Likewise, justifiably rave reviews and bemusing social media discourse aside, Cate Blanchett’s TÁR is not precisely mainstream entertainment. I would have said that in 1994 as well, as I am old enough to remember critics and pundits decrying the lack of theatrical business for Quiz Show and Ed Wood. At least back then folks were showing up for Pulp Fiction. The 2.5-hour melodrama about a world-famous and top-of-her-field conductor dealing with skeletons in her closet and/or chickens coming home to roost, expanded to 940 theaters on weekend three.

The Focus Features release earned $1.02 million (+104%) over the weekend. That gives the Best Actress frontrunner (for now) a mere $938 per-theater average and a $2.5 million 17-day total. Searchlight’s The Banshees of Inishin expanded to 59 theaters for a $540,000 (+193%) weekend and a $9,152 per-theater average. The acclaimed and quite lovely Brendan Gleeson/Colin Farrell melodrama has earned $790,760 in ten days. It’ll expand into 800 theaters next weekend. I highly recommend it.

Focus Features’ Armageddon Time debuted in five theaters yesterday to indifferent results. James Grey’s mostly acclaimed 80’s set melodrama stars Anne Hathaway, Jeremy Strong and Anthony Hopkins and at least tries to be a little less nostalgic than is usual for the sub-genre. I imagine if any (loosely autobiographical) coming-of-age drama breaks out commercially, it will be Steven Spielberg’s The Fabelmans over Thanksgiving weekend. Armageddon Time earned $72,000 over the weekend for a mere $12,000 per-theatre average.

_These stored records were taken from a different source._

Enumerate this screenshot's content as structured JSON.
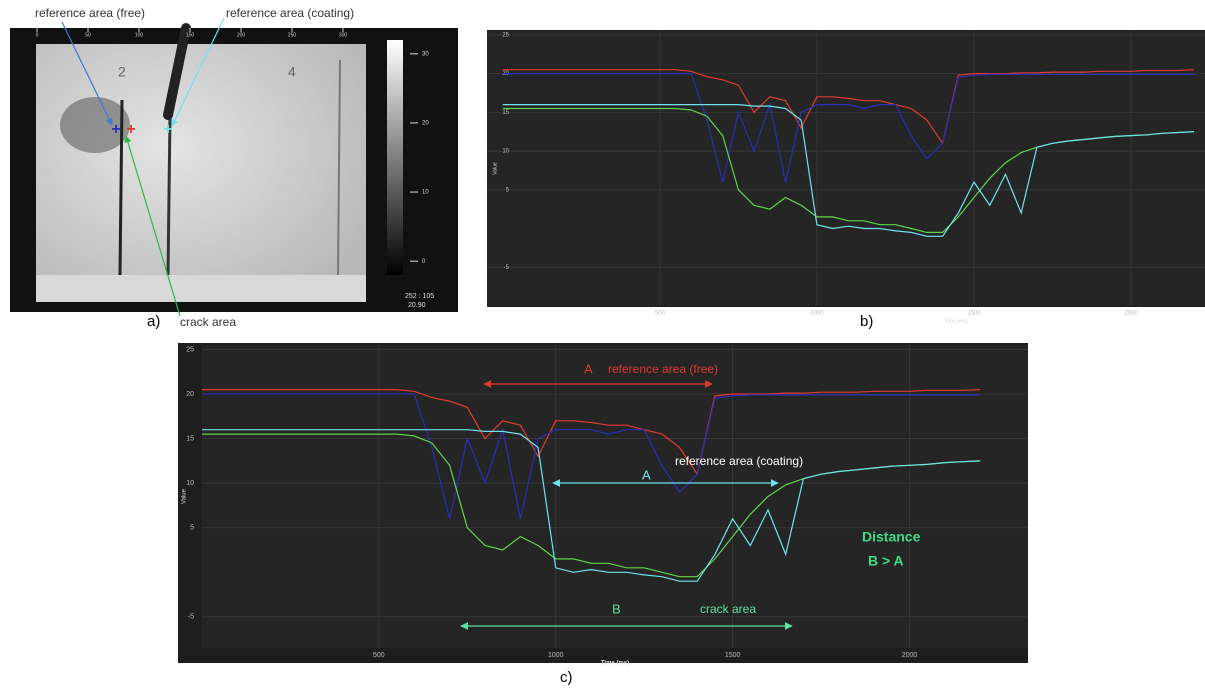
{
  "image": {
    "label": "a)",
    "annotations": {
      "free": "reference  area (free)",
      "coating": "reference  area (coating)",
      "crack": "crack area"
    },
    "top_ticks": [
      0,
      50,
      100,
      150,
      200,
      250,
      300
    ],
    "plate_labels": [
      "2",
      "4"
    ],
    "colorbar_ticks": [
      30,
      20,
      10,
      0
    ],
    "readout": [
      "252 : 105",
      "20.90"
    ]
  },
  "chart_data": [
    {
      "type": "line",
      "panel_label": "b)",
      "xlabel": "Time (ms)",
      "ylabel": "Value",
      "xlim": [
        -50,
        2235
      ],
      "ylim": [
        -10,
        25.5
      ],
      "xticks": [
        500,
        1000,
        1500,
        2000
      ],
      "yticks": [
        -5,
        5,
        10,
        15,
        20,
        25
      ],
      "grid": true,
      "x": [
        0,
        50,
        100,
        150,
        200,
        250,
        300,
        350,
        400,
        450,
        500,
        550,
        600,
        650,
        700,
        750,
        800,
        850,
        900,
        950,
        1000,
        1050,
        1100,
        1150,
        1200,
        1250,
        1300,
        1350,
        1400,
        1450,
        1500,
        1550,
        1600,
        1650,
        1700,
        1750,
        1800,
        1850,
        1900,
        1950,
        2000,
        2050,
        2100,
        2150,
        2200
      ],
      "series": [
        {
          "color": "#e03a2f",
          "values": [
            20.5,
            20.5,
            20.5,
            20.5,
            20.5,
            20.5,
            20.5,
            20.5,
            20.5,
            20.5,
            20.5,
            20.5,
            20.3,
            19.6,
            19.2,
            18.5,
            15,
            17,
            16.5,
            13,
            17,
            17,
            16.8,
            16.5,
            16.5,
            16,
            15.5,
            14,
            11,
            19.8,
            20,
            20,
            20,
            20.1,
            20.1,
            20.2,
            20.2,
            20.2,
            20.3,
            20.3,
            20.3,
            20.4,
            20.4,
            20.4,
            20.5
          ]
        },
        {
          "color": "#2a2fb8",
          "values": [
            20,
            20,
            20,
            20,
            20,
            20,
            20,
            20,
            20,
            20,
            20,
            20,
            20,
            14,
            6,
            15,
            10,
            16,
            6,
            15,
            16,
            16,
            16,
            15.5,
            16,
            16,
            12,
            9,
            11,
            19.5,
            19.8,
            19.9,
            19.9,
            19.9,
            19.9,
            19.9,
            19.9,
            19.9,
            19.9,
            19.9,
            19.9,
            19.9,
            19.9,
            19.9,
            19.9
          ]
        },
        {
          "color": "#5ed64a",
          "values": [
            15.5,
            15.5,
            15.5,
            15.5,
            15.5,
            15.5,
            15.5,
            15.5,
            15.5,
            15.5,
            15.5,
            15.5,
            15.3,
            14.5,
            12,
            5,
            3,
            2.5,
            4,
            3,
            1.5,
            1.5,
            1,
            1,
            0.5,
            0.5,
            0,
            -0.5,
            -0.5,
            1.5,
            4,
            6.5,
            8.5,
            9.8,
            10.5,
            11,
            11.3,
            11.5,
            11.7,
            11.9,
            12,
            12.1,
            12.3,
            12.4,
            12.5
          ]
        },
        {
          "color": "#6fe3ee",
          "values": [
            16,
            16,
            16,
            16,
            16,
            16,
            16,
            16,
            16,
            16,
            16,
            16,
            16,
            16,
            16,
            16,
            15.8,
            15.8,
            15.5,
            14,
            0.5,
            0,
            0.3,
            0,
            0,
            -0.3,
            -0.5,
            -1,
            -1,
            2,
            6,
            3,
            7,
            2,
            10.5,
            11,
            11.3,
            11.5,
            11.7,
            11.9,
            12,
            12.1,
            12.3,
            12.4,
            12.5
          ]
        }
      ]
    },
    {
      "type": "line",
      "panel_label": "c)",
      "xlabel": "Time (ms)",
      "ylabel": "Value",
      "xlim": [
        0,
        2335
      ],
      "ylim": [
        -8.5,
        25.5
      ],
      "xticks": [
        500,
        1000,
        1500,
        2000
      ],
      "yticks": [
        -5,
        5,
        10,
        15,
        20,
        25
      ],
      "grid": true,
      "x": [
        0,
        50,
        100,
        150,
        200,
        250,
        300,
        350,
        400,
        450,
        500,
        550,
        600,
        650,
        700,
        750,
        800,
        850,
        900,
        950,
        1000,
        1050,
        1100,
        1150,
        1200,
        1250,
        1300,
        1350,
        1400,
        1450,
        1500,
        1550,
        1600,
        1650,
        1700,
        1750,
        1800,
        1850,
        1900,
        1950,
        2000,
        2050,
        2100,
        2150,
        2200
      ],
      "series": [
        {
          "color": "#e03a2f",
          "values": [
            20.5,
            20.5,
            20.5,
            20.5,
            20.5,
            20.5,
            20.5,
            20.5,
            20.5,
            20.5,
            20.5,
            20.5,
            20.3,
            19.6,
            19.2,
            18.5,
            15,
            17,
            16.5,
            13,
            17,
            17,
            16.8,
            16.5,
            16.5,
            16,
            15.5,
            14,
            11,
            19.8,
            20,
            20,
            20,
            20.1,
            20.1,
            20.2,
            20.2,
            20.2,
            20.3,
            20.3,
            20.3,
            20.4,
            20.4,
            20.4,
            20.5
          ]
        },
        {
          "color": "#2a2fb8",
          "values": [
            20,
            20,
            20,
            20,
            20,
            20,
            20,
            20,
            20,
            20,
            20,
            20,
            20,
            14,
            6,
            15,
            10,
            16,
            6,
            15,
            16,
            16,
            16,
            15.5,
            16,
            16,
            12,
            9,
            11,
            19.5,
            19.8,
            19.9,
            19.9,
            19.9,
            19.9,
            19.9,
            19.9,
            19.9,
            19.9,
            19.9,
            19.9,
            19.9,
            19.9,
            19.9,
            19.9
          ]
        },
        {
          "color": "#5ed64a",
          "values": [
            15.5,
            15.5,
            15.5,
            15.5,
            15.5,
            15.5,
            15.5,
            15.5,
            15.5,
            15.5,
            15.5,
            15.5,
            15.3,
            14.5,
            12,
            5,
            3,
            2.5,
            4,
            3,
            1.5,
            1.5,
            1,
            1,
            0.5,
            0.5,
            0,
            -0.5,
            -0.5,
            1.5,
            4,
            6.5,
            8.5,
            9.8,
            10.5,
            11,
            11.3,
            11.5,
            11.7,
            11.9,
            12,
            12.1,
            12.3,
            12.4,
            12.5
          ]
        },
        {
          "color": "#6fe3ee",
          "values": [
            16,
            16,
            16,
            16,
            16,
            16,
            16,
            16,
            16,
            16,
            16,
            16,
            16,
            16,
            16,
            16,
            15.8,
            15.8,
            15.5,
            14,
            0.5,
            0,
            0.3,
            0,
            0,
            -0.3,
            -0.5,
            -1,
            -1,
            2,
            6,
            3,
            7,
            2,
            10.5,
            11,
            11.3,
            11.5,
            11.7,
            11.9,
            12,
            12.1,
            12.3,
            12.4,
            12.5
          ]
        }
      ],
      "annotations": {
        "free_letter": "A",
        "free": "reference  area (free)",
        "coating_letter": "A",
        "coating": "reference  area (coating)",
        "crack_letter": "B",
        "crack": "crack area",
        "distance": "Distance",
        "relation": "B > A"
      }
    }
  ]
}
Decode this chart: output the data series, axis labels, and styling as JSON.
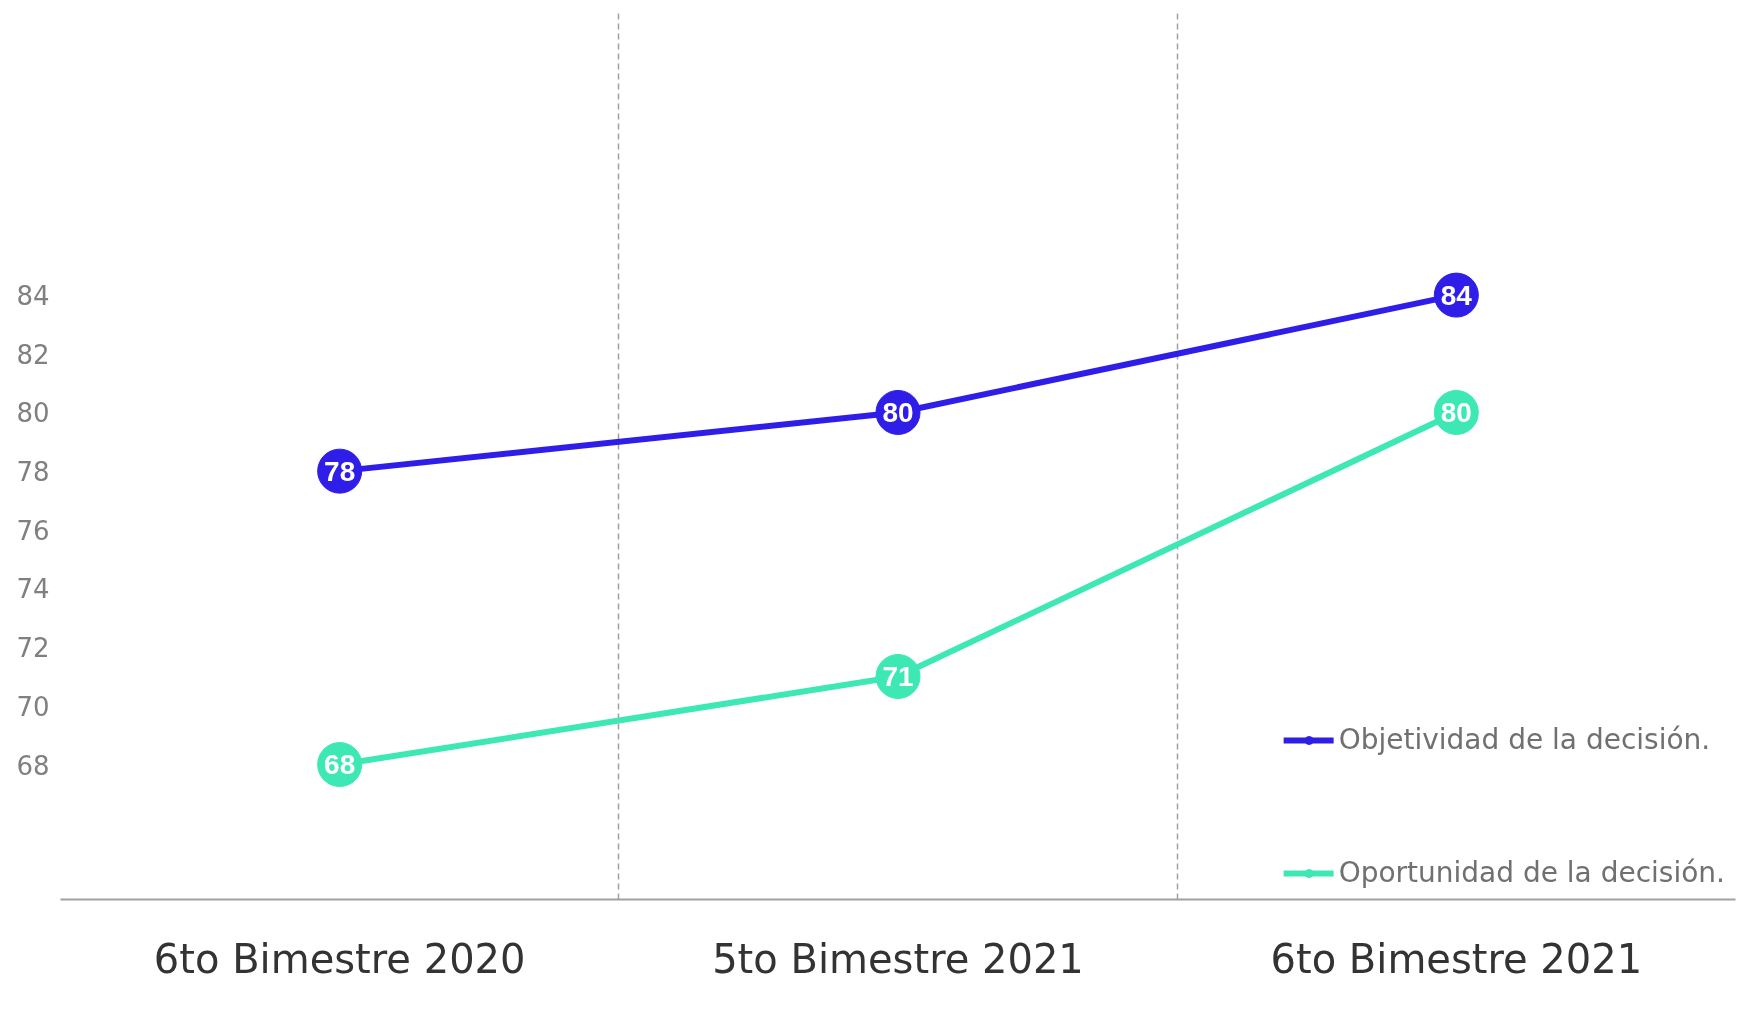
{
  "chart_data": {
    "type": "line",
    "categories": [
      "6to Bimestre 2020",
      "5to Bimestre 2021",
      "6to Bimestre 2021"
    ],
    "series": [
      {
        "name": "Objetividad de la decisión.",
        "color": "#2e1ee8",
        "values": [
          78,
          80,
          84
        ]
      },
      {
        "name": "Oportunidad de la decisión.",
        "color": "#3de8b4",
        "values": [
          68,
          71,
          80
        ]
      }
    ],
    "ylim": [
      63.4,
      93.7
    ],
    "yticks": [
      68,
      70,
      72,
      74,
      76,
      78,
      80,
      82,
      84
    ],
    "grid": "x",
    "legend": "bottom right",
    "marker": "circle",
    "data_labels": true
  }
}
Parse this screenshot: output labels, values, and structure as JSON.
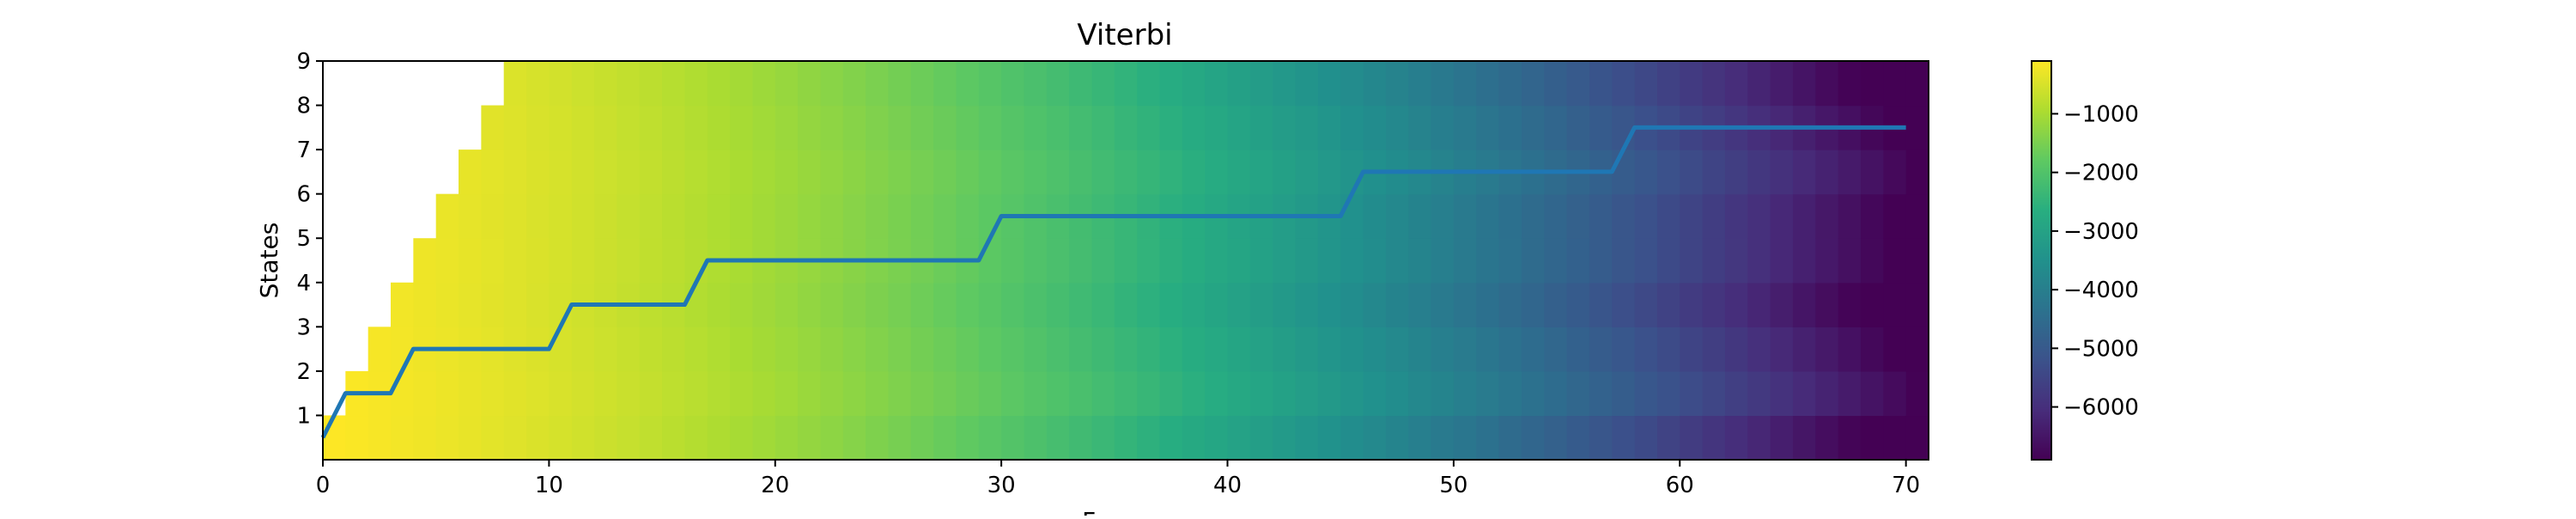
{
  "chart_data": {
    "type": "heatmap",
    "title": "Viterbi",
    "xlabel": "Frames",
    "ylabel": "States",
    "x_ticks": [
      0,
      10,
      20,
      30,
      40,
      50,
      60,
      70
    ],
    "y_ticks": [
      1,
      2,
      3,
      4,
      5,
      6,
      7,
      8,
      9
    ],
    "xlim": [
      0,
      71
    ],
    "ylim": [
      0,
      9
    ],
    "n_frames": 71,
    "n_states": 9,
    "colormap": "viridis",
    "color_range": [
      -6900,
      -100
    ],
    "colorbar_ticks": [
      -1000,
      -2000,
      -3000,
      -4000,
      -5000,
      -6000
    ],
    "colorbar_tick_labels": [
      "−1000",
      "−2000",
      "−3000",
      "−4000",
      "−5000",
      "−6000"
    ],
    "masked_cells_note": "upper-left triangle (state index > frame index) is blank",
    "viterbi_path": {
      "color": "#1f77b4",
      "states_by_frame": [
        0,
        1,
        1,
        1,
        2,
        2,
        2,
        2,
        2,
        2,
        2,
        3,
        3,
        3,
        3,
        3,
        3,
        4,
        4,
        4,
        4,
        4,
        4,
        4,
        4,
        4,
        4,
        4,
        4,
        4,
        5,
        5,
        5,
        5,
        5,
        5,
        5,
        5,
        5,
        5,
        5,
        5,
        5,
        5,
        5,
        5,
        6,
        6,
        6,
        6,
        6,
        6,
        6,
        6,
        6,
        6,
        6,
        6,
        7,
        7,
        7,
        7,
        7,
        7,
        7,
        7,
        7,
        7,
        7,
        7,
        7
      ]
    }
  }
}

Nobody is expecting big bucks from films like Triangle of Sadness ($2.28 million in 24 days), Aftersun ($166,030 in ten days) or Decision to Leave ($807,000 after 17 days). Never mind the over/under $70 million cumes of The Woman King or Everything Everywhere All at Once, I am curious which of this season’s awards contenders can at least make as much as David O. Russell’s mega-bomb Amsterdam ($14.6 million) or even Terrifier 2 ($7.6 million and rising).